In a split (2-1) decision, the U.S. Court of Appeals for the District of Columbia Circuit ruled 2-1, quoting Reuters, “that Congress waived the federal government’s sovereign immunity under the law, which governs how credit agencies handle consumer information.” The opinion, written by Judge Gregory Katsas, follows the 7th Circuit, which allows suits against the government, and runs counter to the 4th and 9th Circuits. which do not.
Even though the government can face FCRA litigation in the D.C. Circuit, “Katsas wrote…that the Federal Motor Carrier Safety Administration was not a consumer reporting agency under the law.” As a result, “two truck drivers could not sue the agency for providing their driving records to prospective employers” alleging FCRA violations.
In dissent, Judge Raymond Randolph said the court should not have reached a decision on sovereign immunity asking “…how it can be that a statute waives the sovereign immunity of a federal agency when the statute does not even apply to the agency?”

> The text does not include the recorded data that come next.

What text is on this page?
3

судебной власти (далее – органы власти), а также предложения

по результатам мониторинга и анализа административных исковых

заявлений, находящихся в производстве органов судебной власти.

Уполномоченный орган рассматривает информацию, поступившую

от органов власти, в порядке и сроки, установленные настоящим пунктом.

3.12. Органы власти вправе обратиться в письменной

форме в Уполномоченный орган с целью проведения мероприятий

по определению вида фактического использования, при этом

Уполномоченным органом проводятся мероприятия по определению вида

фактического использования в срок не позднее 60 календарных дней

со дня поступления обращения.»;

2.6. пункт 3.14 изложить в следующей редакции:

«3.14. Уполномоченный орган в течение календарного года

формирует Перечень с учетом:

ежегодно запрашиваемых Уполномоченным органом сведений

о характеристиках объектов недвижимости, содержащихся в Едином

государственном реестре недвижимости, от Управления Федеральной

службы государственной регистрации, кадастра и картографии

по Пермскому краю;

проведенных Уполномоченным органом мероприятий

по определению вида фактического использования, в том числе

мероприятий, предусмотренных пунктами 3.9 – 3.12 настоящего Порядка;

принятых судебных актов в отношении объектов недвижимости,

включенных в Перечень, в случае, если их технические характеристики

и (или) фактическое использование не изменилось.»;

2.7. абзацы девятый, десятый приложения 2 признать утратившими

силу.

The majority found that that
the government is not a “consumer reporting agency” in its administration of the [Motor Carrier Management Information] MIMS and the [Pre-Employment Screening Program] PSP. For the sake of argument, we may assume that driver-safety records are ‘consumer reports’ within the meaning of FCRA. But while the SAFE Transportation Act requires the Administration to make such records available to prospective employers, the Administration neither assembles nor evaluates the records for that purpose. To the contrary, it assembles and evaluates driver-safety records in the MCMIS…and does so to ‘support safety regulatory and enforcement activities’ required by Title 49… The Administration thus uses MCMIS data to inform its administration of the Motor Carrier Safety Assistance Program …which provides some $300 million in annual grants to states and other jurisdictions for safety-related activities…Likewise, the Administration uses MCMIS data to inform its own enforcement activity…It has assembled and evaluated MCMIS data for these purposes at least since 1998…—seven years before the SAFE Transportation Act authorized the Administration to release driver-safety records to prospective employers. And the SAFE Transportation Act simply requires the release of specified ‘reports’ that are already ‘contained in the Motor Carrier Management Information System’—namely accident reports, inspection reports with no driver-related safety violations, and inspection reports with serious driver-related safety violations…For these reasons, the Administration cannot fairly be described as regularly engaged in ‘assembling’ or ‘evaluating’ these accident and inspection reports ‘for the purpose of furnishing’ them to the drivers’ prospective employers.